Marvel Missed Out on James Cameron’s ‘X-Men’ Movie

Stan Lee enticed the director with a certain wall-crawling web-slinger.

Adapting Comic Storylines Wasn’t the Main Focus of ‘X-Men: Evolution’

While the roster of X-Men: The Animated Series was packed full of fan-favorite mutant heroes, it never really changed throughout the series. The X-Men would often run into characters who were also members of the team in the comics, but they never joined up (in fact, X-Men ’97 marks the first time the active roster of X-Men will change.) X-Men: Evolution takes a different approach. Not only does its student body grow with each season, but various mutants get the chance to share the spotlight. The most prominent examples are Nightcrawler/Kurt Wagner (Brad Swaile), Kitty Pryde/Shadowcat (Maggie Blue O’Hara) and Rogue (Meghan Black). Nightcrawler is arguably the heart of the show — his mile a minute mouth and his habit of comforting his friends in their toughest times endeared him to many fans.

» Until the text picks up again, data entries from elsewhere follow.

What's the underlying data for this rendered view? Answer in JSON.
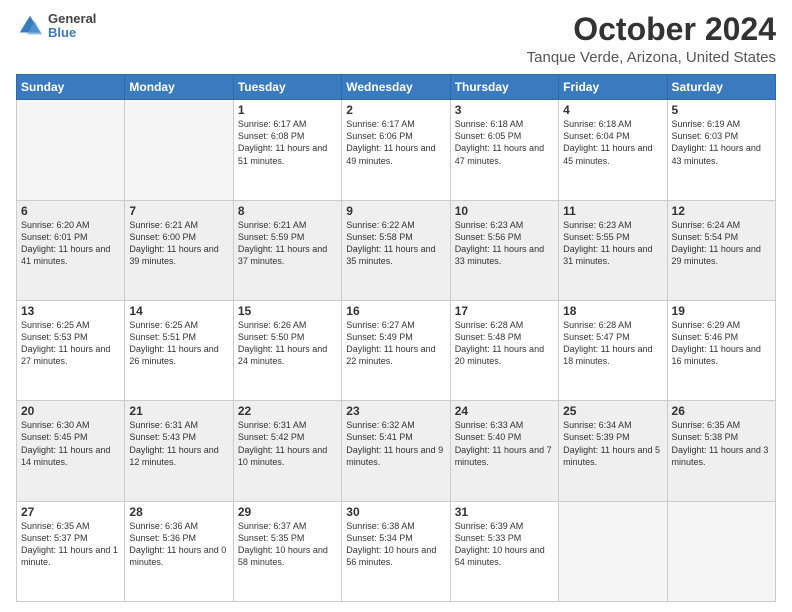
{
  "logo": {
    "line1": "General",
    "line2": "Blue"
  },
  "title": "October 2024",
  "subtitle": "Tanque Verde, Arizona, United States",
  "weekdays": [
    "Sunday",
    "Monday",
    "Tuesday",
    "Wednesday",
    "Thursday",
    "Friday",
    "Saturday"
  ],
  "weeks": [
    [
      {
        "day": "",
        "empty": true
      },
      {
        "day": "",
        "empty": true
      },
      {
        "day": "1",
        "sunrise": "6:17 AM",
        "sunset": "6:08 PM",
        "daylight": "11 hours and 51 minutes."
      },
      {
        "day": "2",
        "sunrise": "6:17 AM",
        "sunset": "6:06 PM",
        "daylight": "11 hours and 49 minutes."
      },
      {
        "day": "3",
        "sunrise": "6:18 AM",
        "sunset": "6:05 PM",
        "daylight": "11 hours and 47 minutes."
      },
      {
        "day": "4",
        "sunrise": "6:18 AM",
        "sunset": "6:04 PM",
        "daylight": "11 hours and 45 minutes."
      },
      {
        "day": "5",
        "sunrise": "6:19 AM",
        "sunset": "6:03 PM",
        "daylight": "11 hours and 43 minutes."
      }
    ],
    [
      {
        "day": "6",
        "sunrise": "6:20 AM",
        "sunset": "6:01 PM",
        "daylight": "11 hours and 41 minutes."
      },
      {
        "day": "7",
        "sunrise": "6:21 AM",
        "sunset": "6:00 PM",
        "daylight": "11 hours and 39 minutes."
      },
      {
        "day": "8",
        "sunrise": "6:21 AM",
        "sunset": "5:59 PM",
        "daylight": "11 hours and 37 minutes."
      },
      {
        "day": "9",
        "sunrise": "6:22 AM",
        "sunset": "5:58 PM",
        "daylight": "11 hours and 35 minutes."
      },
      {
        "day": "10",
        "sunrise": "6:23 AM",
        "sunset": "5:56 PM",
        "daylight": "11 hours and 33 minutes."
      },
      {
        "day": "11",
        "sunrise": "6:23 AM",
        "sunset": "5:55 PM",
        "daylight": "11 hours and 31 minutes."
      },
      {
        "day": "12",
        "sunrise": "6:24 AM",
        "sunset": "5:54 PM",
        "daylight": "11 hours and 29 minutes."
      }
    ],
    [
      {
        "day": "13",
        "sunrise": "6:25 AM",
        "sunset": "5:53 PM",
        "daylight": "11 hours and 27 minutes."
      },
      {
        "day": "14",
        "sunrise": "6:25 AM",
        "sunset": "5:51 PM",
        "daylight": "11 hours and 26 minutes."
      },
      {
        "day": "15",
        "sunrise": "6:26 AM",
        "sunset": "5:50 PM",
        "daylight": "11 hours and 24 minutes."
      },
      {
        "day": "16",
        "sunrise": "6:27 AM",
        "sunset": "5:49 PM",
        "daylight": "11 hours and 22 minutes."
      },
      {
        "day": "17",
        "sunrise": "6:28 AM",
        "sunset": "5:48 PM",
        "daylight": "11 hours and 20 minutes."
      },
      {
        "day": "18",
        "sunrise": "6:28 AM",
        "sunset": "5:47 PM",
        "daylight": "11 hours and 18 minutes."
      },
      {
        "day": "19",
        "sunrise": "6:29 AM",
        "sunset": "5:46 PM",
        "daylight": "11 hours and 16 minutes."
      }
    ],
    [
      {
        "day": "20",
        "sunrise": "6:30 AM",
        "sunset": "5:45 PM",
        "daylight": "11 hours and 14 minutes."
      },
      {
        "day": "21",
        "sunrise": "6:31 AM",
        "sunset": "5:43 PM",
        "daylight": "11 hours and 12 minutes."
      },
      {
        "day": "22",
        "sunrise": "6:31 AM",
        "sunset": "5:42 PM",
        "daylight": "11 hours and 10 minutes."
      },
      {
        "day": "23",
        "sunrise": "6:32 AM",
        "sunset": "5:41 PM",
        "daylight": "11 hours and 9 minutes."
      },
      {
        "day": "24",
        "sunrise": "6:33 AM",
        "sunset": "5:40 PM",
        "daylight": "11 hours and 7 minutes."
      },
      {
        "day": "25",
        "sunrise": "6:34 AM",
        "sunset": "5:39 PM",
        "daylight": "11 hours and 5 minutes."
      },
      {
        "day": "26",
        "sunrise": "6:35 AM",
        "sunset": "5:38 PM",
        "daylight": "11 hours and 3 minutes."
      }
    ],
    [
      {
        "day": "27",
        "sunrise": "6:35 AM",
        "sunset": "5:37 PM",
        "daylight": "11 hours and 1 minute."
      },
      {
        "day": "28",
        "sunrise": "6:36 AM",
        "sunset": "5:36 PM",
        "daylight": "11 hours and 0 minutes."
      },
      {
        "day": "29",
        "sunrise": "6:37 AM",
        "sunset": "5:35 PM",
        "daylight": "10 hours and 58 minutes."
      },
      {
        "day": "30",
        "sunrise": "6:38 AM",
        "sunset": "5:34 PM",
        "daylight": "10 hours and 56 minutes."
      },
      {
        "day": "31",
        "sunrise": "6:39 AM",
        "sunset": "5:33 PM",
        "daylight": "10 hours and 54 minutes."
      },
      {
        "day": "",
        "empty": true
      },
      {
        "day": "",
        "empty": true
      }
    ]
  ]
}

Kitty and Rogue also became fan favorites; Kitty more so for her upbeat nature and Rogue for her surly approach. One of Evolution‘s more iconic moments features the two, who couldn’t be more different, dancing together (and it was just the first of many, many shout-outs to other teen-centric shows and films.)

Season 2 introduced a new class of mutants, and a new teacher: Hank McCoy, aka The Beast (Michael Kopsa). McCoy started off as a teacher at Bayville High, until an experiment unlocked his mutation and transformed him into a massive, blue-furred beast. It took Spyke (Neil Denis) and the other X-Men to snap McCoy out of his feral state, upon which he took up a teaching position at the Xavier Institute. McCoy’s introduction was a key example of how the show took a different approach to adapting iconic storylinesfrom the comics.

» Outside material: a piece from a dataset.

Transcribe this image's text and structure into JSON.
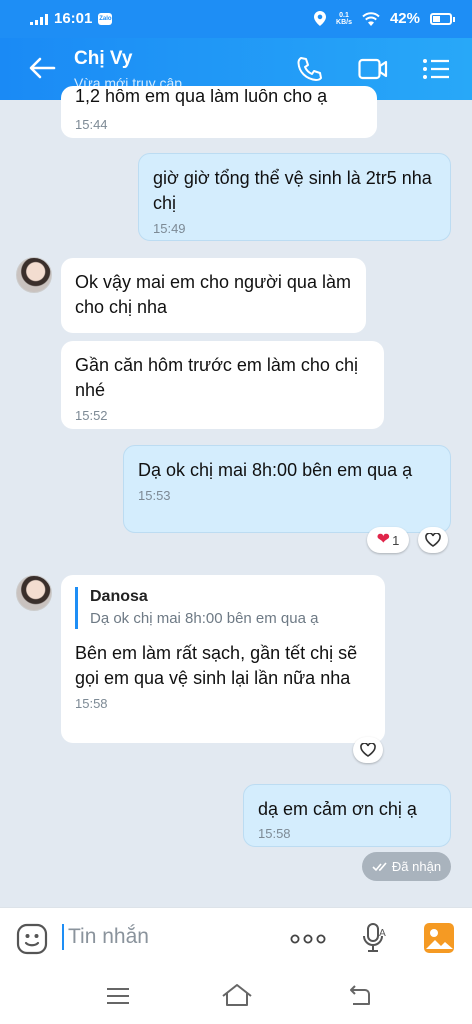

In contrast to X-Men: The Animated Series, which would often adapt as many storylines as it could (another trend that X-Men ’97 seems to be continuing), Evolution took a more slow burn attempt. The Season 2 episode “Power Surge” featured Jean’s powers spiraling out of control, which was meant to set the stage for a potential adaptation of the Dark Phoenix saga. Season 2 would also introduce the New Mutants, which further shook up the dynamic by introducing fan-favorite mutants like Jubilee and Iceman. Seasons 3 and 4 featured the X-Men coming into conflict with the ancient mutant Apocalypse, who transformed Magneto and Xavier into his Horsemen; needless to say, it was far better than the cinematic mess of X-Men: Apocalypse. By not racing to adapt the big stories, X-Men: Evolution was free to chart its own path.

X-23 First Appeared in ‘X-Men: Evolution’

If X-Men: Evolution has one major claim to fame, it was the series that introduced Laura Kinney — aka X-23 — to the world. Laura first appeared in the Season 3 episode “X-23,” as she sought to kill Wolverine since she held him responsible for the misery inflicted upon her. Logan refused to fight her, and encouraged her to make a life for herself. Laura’s appearance marked a key departure for Evolution; her childhood, briefly shown in flashbacks, was full of pain and horror, which resulted in one of the darkest origin stories ever put on Saturday morning animation. In contrast, X-Men: The Animated Serieswas hamstrung by bizarre censorship rules that didn’t allow death to even be mentioned.

X-23 would follow in the footsteps of Harley Quinn and made the jump from cartoons to comics in the NYX miniseries. Christopher Yost and Craig Kyle, the writers behind Laura’s debut episode, would introduce her into the Marvel Comics canon with an X-23 miniseries. Finally, Dafne Keen portrayed Laura in Logan, and much like Evolution, she formed a strange yet heartfelt bond with Logan. While X-Men ’97 is an amazing continuation of X-Men: The Animated Series, X-Men Evolution stands out for the risks it took. Creating a fan favorite character, giving the spotlight to lesser known mutants, and using the comics as a guide rather than a strict set of rules helped make Evolution the best animated incarnation of X-Men to date.

X-Men: Evolution is available to stream on Disney+ in the U.S.